My, how big your ego is!

Lawrence O'Donnell confidently predicts that Lieberman will drop out of the racea after the Dems' support for Ned Lamont has made it impossible for him to win.

Daniel Henninger sees it differently:
With the knifing of Joe Lieberman, the Democrats have locked in as the antiwar party. No turning back now. You're in or you're out. And this will be enforced.. . .

This isn't the moment for a politics based on comics turning the president and vice president into joke material. The national mood may not be right now for extended blogospheric daisy chains of smack-the-enemy or cool wordplays with people's names. This isn't a game anymore. Not after yesterday's news.

What the Democratic Party needs more than anything for the way forward is adult supervision. Who's going to provide that? Bill Clinton? Joe Biden? Howard Dean? Not likely.
Recalling the campaigns of Eugene McCarthy and George McGovern, he points out that closing your big tent to all but the pure antiwar types is not the way to bring swing voters to your candidates. As Hugh Hewitt puts it, "You may be unhappy with Bush, but no way are Democrats the answer.

My view is that 6 years of media drum beating for their Big Lie has taken its toll. People have been subjected to a constant stream of personal attacks on Bush, and he, being a Christian, has not answered in kind. He's faulted for saying the same things over and over, as he was lampooned in a very masterful montage of one word clips on John Stewart's program, but there are times when the truth is simple and the argument for it plain. Bush isn't much of a spinner anyway, in a world where people are used to a new formulation every day.

People can respond to anger by joining the mob or, realizing that the mob is in no mood for reason, by withdrawal.
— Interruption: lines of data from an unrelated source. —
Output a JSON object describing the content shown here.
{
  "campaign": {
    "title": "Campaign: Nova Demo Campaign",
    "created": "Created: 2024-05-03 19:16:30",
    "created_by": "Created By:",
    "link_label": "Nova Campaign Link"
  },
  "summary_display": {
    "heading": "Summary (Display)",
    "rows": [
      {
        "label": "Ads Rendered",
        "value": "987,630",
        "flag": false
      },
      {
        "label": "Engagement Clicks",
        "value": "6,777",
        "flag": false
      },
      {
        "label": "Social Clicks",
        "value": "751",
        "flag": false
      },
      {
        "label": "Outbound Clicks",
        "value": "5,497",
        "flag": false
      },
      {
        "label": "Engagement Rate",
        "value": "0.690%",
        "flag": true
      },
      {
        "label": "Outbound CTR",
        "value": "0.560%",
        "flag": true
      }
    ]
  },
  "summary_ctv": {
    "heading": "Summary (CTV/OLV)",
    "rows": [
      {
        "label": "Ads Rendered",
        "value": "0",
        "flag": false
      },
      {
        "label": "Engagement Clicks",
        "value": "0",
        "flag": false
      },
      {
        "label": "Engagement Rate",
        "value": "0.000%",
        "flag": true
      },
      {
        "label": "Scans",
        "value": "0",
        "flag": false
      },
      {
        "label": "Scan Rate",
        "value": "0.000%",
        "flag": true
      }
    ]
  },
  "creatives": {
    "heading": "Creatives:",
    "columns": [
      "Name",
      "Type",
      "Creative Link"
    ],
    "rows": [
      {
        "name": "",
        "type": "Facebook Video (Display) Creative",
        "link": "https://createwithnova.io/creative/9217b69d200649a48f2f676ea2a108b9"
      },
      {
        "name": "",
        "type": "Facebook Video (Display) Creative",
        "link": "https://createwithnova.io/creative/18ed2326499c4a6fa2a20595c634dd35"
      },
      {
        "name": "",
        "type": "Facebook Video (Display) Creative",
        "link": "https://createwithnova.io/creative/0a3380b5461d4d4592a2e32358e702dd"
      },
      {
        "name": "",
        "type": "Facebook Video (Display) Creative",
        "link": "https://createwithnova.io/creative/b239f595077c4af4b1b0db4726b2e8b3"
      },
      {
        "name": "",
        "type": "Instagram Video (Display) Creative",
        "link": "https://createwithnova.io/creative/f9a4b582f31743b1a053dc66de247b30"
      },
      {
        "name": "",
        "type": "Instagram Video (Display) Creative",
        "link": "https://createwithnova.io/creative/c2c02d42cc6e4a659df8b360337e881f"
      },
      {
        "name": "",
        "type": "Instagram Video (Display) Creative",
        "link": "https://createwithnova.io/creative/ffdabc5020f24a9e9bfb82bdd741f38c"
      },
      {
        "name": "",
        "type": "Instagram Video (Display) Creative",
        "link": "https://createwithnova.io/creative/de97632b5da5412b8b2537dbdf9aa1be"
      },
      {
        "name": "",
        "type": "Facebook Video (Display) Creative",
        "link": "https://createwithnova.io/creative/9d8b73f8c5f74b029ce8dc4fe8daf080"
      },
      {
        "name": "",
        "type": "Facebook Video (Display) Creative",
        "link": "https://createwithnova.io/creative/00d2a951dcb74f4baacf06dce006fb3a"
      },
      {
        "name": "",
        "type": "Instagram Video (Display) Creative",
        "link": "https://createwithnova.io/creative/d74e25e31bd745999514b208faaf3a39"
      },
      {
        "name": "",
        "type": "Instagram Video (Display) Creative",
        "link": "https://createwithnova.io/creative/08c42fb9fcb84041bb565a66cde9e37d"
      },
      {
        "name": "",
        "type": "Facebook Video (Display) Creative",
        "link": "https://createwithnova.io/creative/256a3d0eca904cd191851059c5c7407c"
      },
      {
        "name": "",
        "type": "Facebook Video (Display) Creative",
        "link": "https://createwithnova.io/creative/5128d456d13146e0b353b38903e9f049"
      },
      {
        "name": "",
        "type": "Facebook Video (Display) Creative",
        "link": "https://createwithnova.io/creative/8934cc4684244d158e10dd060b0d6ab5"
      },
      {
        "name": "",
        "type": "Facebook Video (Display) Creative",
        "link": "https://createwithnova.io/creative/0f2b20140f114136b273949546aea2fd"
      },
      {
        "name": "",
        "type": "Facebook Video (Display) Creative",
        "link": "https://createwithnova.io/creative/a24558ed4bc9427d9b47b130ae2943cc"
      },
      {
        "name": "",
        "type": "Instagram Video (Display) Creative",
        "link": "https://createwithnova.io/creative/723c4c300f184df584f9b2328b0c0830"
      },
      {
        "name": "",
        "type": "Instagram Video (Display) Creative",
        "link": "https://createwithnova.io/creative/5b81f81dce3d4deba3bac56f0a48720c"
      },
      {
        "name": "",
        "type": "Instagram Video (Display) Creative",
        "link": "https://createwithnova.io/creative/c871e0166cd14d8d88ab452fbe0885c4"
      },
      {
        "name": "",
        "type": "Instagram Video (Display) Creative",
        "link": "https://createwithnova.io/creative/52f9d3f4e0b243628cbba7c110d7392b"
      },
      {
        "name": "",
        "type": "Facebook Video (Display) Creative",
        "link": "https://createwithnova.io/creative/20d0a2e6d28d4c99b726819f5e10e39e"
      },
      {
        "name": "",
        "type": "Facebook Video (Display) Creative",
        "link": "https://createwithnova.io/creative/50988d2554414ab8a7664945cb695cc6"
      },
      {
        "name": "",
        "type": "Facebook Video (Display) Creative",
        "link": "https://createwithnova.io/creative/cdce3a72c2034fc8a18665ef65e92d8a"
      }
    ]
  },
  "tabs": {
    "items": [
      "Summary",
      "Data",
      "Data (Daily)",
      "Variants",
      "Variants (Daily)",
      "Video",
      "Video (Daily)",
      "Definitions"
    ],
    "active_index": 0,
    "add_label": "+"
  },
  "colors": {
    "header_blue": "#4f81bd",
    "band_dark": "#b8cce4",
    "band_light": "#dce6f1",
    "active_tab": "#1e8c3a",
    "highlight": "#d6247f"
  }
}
In the latter case, they may not put up a fight, but in the voting booth their true feelings will still emerge. If the Dems veer off into denial and refusal to confront terrorism, I can't see them earning the confidence of the nation. The polls from before yesterday are coming out and they look bad for Republicans, probably because everybody has been focused on the Lieberman-Lamont campaign, but give the Dems control again and they'll beat their chests and do a lot of irresponsible things, and they'll lose what gains they made. This is now the Ned Lamont/Maxine Waters/John Conyers party now.

The Dems may retake control of Congress. The constant drone that things are going badly in Iraq has taken its toll, despite the fact that it isn't true. Be that as it may, events are swirling in the Middle East and the new proof that the terrorists haven't given up, as Bush and others warned us from the outset. Bush's efforts to urge us to keep our resolve have been drowned out and his fellow Republicans, having the moral courage of a bunny rabbit, are trying to change the subject. So much for leadership.

Ah, well. We seem to require disasters like 9/11 periodically to wake us from our lotus dreams. This fall may be the next round.

Update: Charles Krauthammer echoes the above.